DOF 1940s tax photograph

In the nineteenth-century there was a moving business at 325 16th Street.  The family company appears to have been founded by Daniel Morrison in the '40s or '50s.  His sons inherited the business, and by January of 1880 son James Morrison assumed sole ownership.  Later that month the "old-established" business was advertised for sale, though it's not clear if a sale took place.  In August 1901 James Morrison died of injuries sustained in a trolley accident and the following month the stable building on the property - "five stalls and yard" - were listed to let. 

By the 1940s, at the time the photograph above was taken, Vital Machine Tool Co. operated here.  Help Wanted ads offer "highest rates" for toolmakers and lathe hands.

Sanborn maps from the 1880s shows wooden stable buildings at the rear of 325 & 327, but by 1903 a larger brick stable building has replaced the stable behind 325 (presumably the back house still standing today) and a narrow wooden building runs the from the front of the 327 lot all the way back to the wooden stable.


















DOF tax photo, 1980s

The general look of the buildings in this 1980s photograph is similar to that of the 1940s.  The cornice and the little front entry of the wooden house are still there, but the house is boarded up on the ground floor.  It's seen better days.  By the 2000s, the front house and the side building have acquired aluminum facades, but the house's cornice has survived.

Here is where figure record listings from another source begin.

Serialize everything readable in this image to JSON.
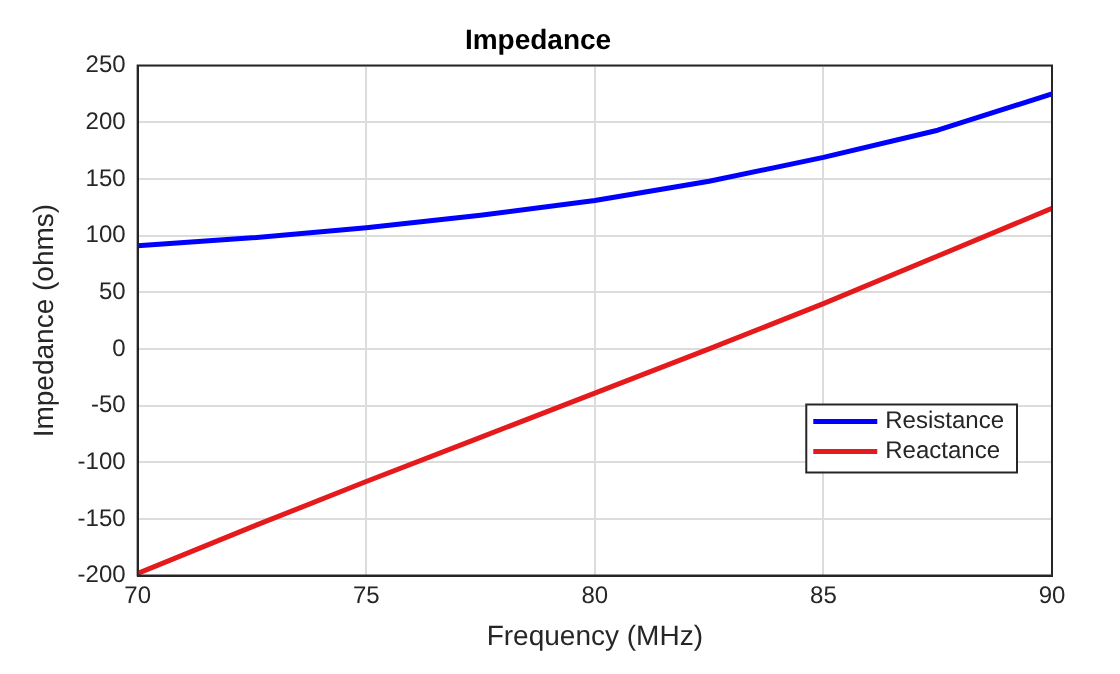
{
  "chart_data": {
    "type": "line",
    "title": "Impedance",
    "xlabel": "Frequency (MHz)",
    "ylabel": "Impedance (ohms)",
    "x": [
      70,
      72.5,
      75,
      77.5,
      80,
      82.5,
      85,
      87.5,
      90
    ],
    "series": [
      {
        "name": "Resistance",
        "color": "#0000ff",
        "values": [
          91,
          98,
          107,
          118,
          131,
          148,
          169,
          193,
          225
        ]
      },
      {
        "name": "Reactance",
        "color": "#e41a1c",
        "values": [
          -198,
          -157,
          -117,
          -78,
          -39,
          0,
          40,
          82,
          124
        ]
      }
    ],
    "xlim": [
      70,
      90
    ],
    "xticks": [
      70,
      75,
      80,
      85,
      90
    ],
    "ylim": [
      -200,
      250
    ],
    "yticks": [
      -200,
      -150,
      -100,
      -50,
      0,
      50,
      100,
      150,
      200,
      250
    ],
    "grid": true,
    "legend": "bottom right",
    "marker": "none",
    "line_style": "solid"
  }
}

The place has quite a different look today.  325 and 327 have been combined and given a period look, albeit in that of-the-moment grey and black.  According to the plans the wooden buildings on the two lots have become a two-family.




















I walked through the new driveway to look at the back house.  There are still quite a number of them round here and I like ferreting them out.  I often dream of living in a place with a back house - it seems like a perfect, secretive set-up.  I'm guessing the compound here will be rather more de luxe than anything I have in mind.